Solar and Wind Equipment Sales Tax Exemption

Eligibility 
Commercial
Residential
Installers/Contractors
Savings Category 
Solar - Passive
Solar Water Heat
Solar Space Heat
Solar Thermal Electric
Solar Photovoltaics
Wind (All)
Daylighting
Solar Pool Heating
Wind (Small)
Maximum Rebate 

No maximum

Program Info
Sector Name 
State
Administrator 
Department of Revenue
State 
Arizona
Program Type 
Sales Tax Incentive
Rebate Amount 

100% of sales tax on eligible equipment

Summary 
Arizona provides a sales tax exemption* for the retail sale of solar energy devices and for the installation of solar energy devices by contractors.

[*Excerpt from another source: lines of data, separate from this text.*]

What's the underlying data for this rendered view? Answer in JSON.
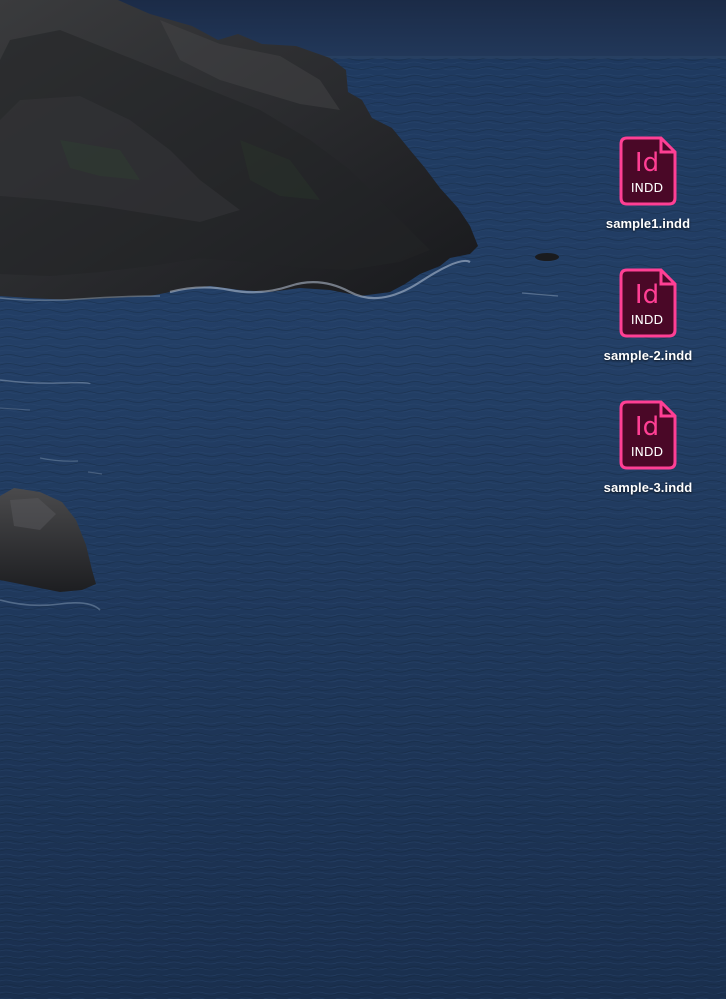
{
  "desktop": {
    "accent_color": "#ff3f94",
    "icon_fill_color": "#4a0827",
    "files": [
      {
        "name": "sample1.indd",
        "icon": "indesign-document-icon",
        "app_mark": "Id",
        "type_label": "INDD"
      },
      {
        "name": "sample-2.indd",
        "icon": "indesign-document-icon",
        "app_mark": "Id",
        "type_label": "INDD"
      },
      {
        "name": "sample-3.indd",
        "icon": "indesign-document-icon",
        "app_mark": "Id",
        "type_label": "INDD"
      }
    ]
  }
}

The statutory definition of "solar energy device" includes wind electric generators and wind-powered water pumps in addition to daylighting, passive solar heating, active solar space heating, solar water heating, and solar photovoltaics. The sales tax exemption does not apply to batteries, controls, etc., that are not part of the system. (Note that H.B. 2429, enacted in June 2006, eliminated the $5,000 limit per device.)

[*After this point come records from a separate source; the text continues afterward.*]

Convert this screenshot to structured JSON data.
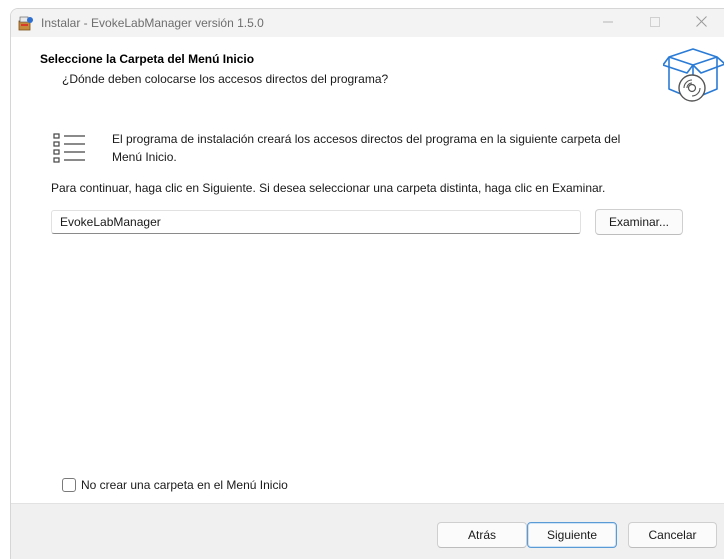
{
  "window": {
    "title": "Instalar - EvokeLabManager versión 1.5.0",
    "app_icon": "setup-box-icon",
    "controls": [
      "minimize-icon",
      "maximize-icon",
      "close-icon"
    ]
  },
  "header": {
    "title": "Seleccione la Carpeta del Menú Inicio",
    "subtitle": "¿Dónde deben colocarse los accesos directos del programa?",
    "icon": "software-box-cd-icon"
  },
  "body": {
    "list_icon": "start-menu-list-icon",
    "info_line1": "El programa de instalación creará los accesos directos del programa en la siguiente carpeta del",
    "info_line2": "Menú Inicio.",
    "continue_text": "Para continuar, haga clic en Siguiente. Si desea seleccionar una carpeta distinta, haga clic en Examinar.",
    "folder_value": "EvokeLabManager",
    "browse_label": "Examinar...",
    "checkbox_label": "No crear una carpeta en el Menú Inicio",
    "checkbox_checked": false
  },
  "footer": {
    "back_label": "Atrás",
    "next_label": "Siguiente",
    "cancel_label": "Cancelar"
  },
  "colors": {
    "accent": "#3c8be3",
    "footer_bg": "#f0f0f0",
    "titlebar_bg": "#f3f3f3"
  }
}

S.B. 1229 of 2012 extended this exemption to net metering transactions involving photovoltaics, and the sale of renewable energy credits (RECs). RECs are typically sold by a renewable energy generator to a utility  for compliance with the state's Renewable Energy Standard. S.B. 1229 clarified that sales tax should not be applied to these transactions.

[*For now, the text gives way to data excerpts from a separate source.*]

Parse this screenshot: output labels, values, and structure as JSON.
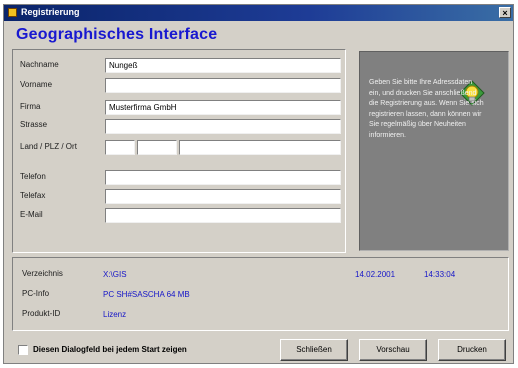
{
  "window": {
    "title": "Registrierung",
    "close_glyph": "×",
    "icon": "app-icon"
  },
  "heading": "Geographisches Interface",
  "form": {
    "fields": [
      {
        "label": "Nachname",
        "value": "Nungeß"
      },
      {
        "label": "Vorname",
        "value": ""
      },
      {
        "label": "Firma",
        "value": "Musterfirma GmbH"
      },
      {
        "label": "Strasse",
        "value": ""
      },
      {
        "label": "Land / PLZ / Ort",
        "value": ""
      },
      {
        "label": "Telefon",
        "value": ""
      },
      {
        "label": "Telefax",
        "value": ""
      },
      {
        "label": "E-Mail",
        "value": ""
      }
    ]
  },
  "info": {
    "text": "Geben Sie bitte Ihre Adressdaten ein, und drucken Sie anschließend die Registrierung aus. Wenn Sie sich registrieren lassen, dann können wir Sie regelmäßig über Neuheiten informieren.",
    "icon": "lightbulb-icon"
  },
  "status": {
    "verzeichnis_label": "Verzeichnis",
    "verzeichnis_value": "X:\\GIS",
    "date": "14.02.2001",
    "time": "14:33:04",
    "pcinfo_label": "PC-Info",
    "pcinfo_value": "PC SH#SASCHA 64 MB",
    "produkt_label": "Produkt-ID",
    "produkt_value": "Lizenz"
  },
  "checkbox": {
    "label": "Diesen Dialogfeld bei jedem Start zeigen",
    "checked": false
  },
  "buttons": {
    "close": "Schließen",
    "preview": "Vorschau",
    "print": "Drucken"
  }
}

To take advantage of these tax exemptions, a solar energy retailer or a solar energy contractor must register with the Arizona Department of Revenue prior to selling or installing solar energy devices (Arizona Form 6015, Solar Energy Devices – Application for Registration.) The exemption for solar energy retailers has no expiration date, but the exemption for solar energy contractors under Arizona's Prime Contracting Classification expires 12/31/2016.

Most cities have a 0.5% to 2% city privilege ("sales") tax that is applicable to sales or installations of solar energy devices, unless a city specifically exempts such sales under its city tax code. Solar energy retailers should check with the city in which the retail business is located to find out whether city privilege tax is applicable. Solar energy contractors should check with the city in which the installation will be performed to find out whether city privilege tax is applicable.

*Technically, the law allows retailers to deduct the amount received from the sale of solar energy devices from their transaction privilege tax base, and similarly, it allows prime contractors to deduct proceeds from a contract to provide and install a device from their transaction privilege tax base.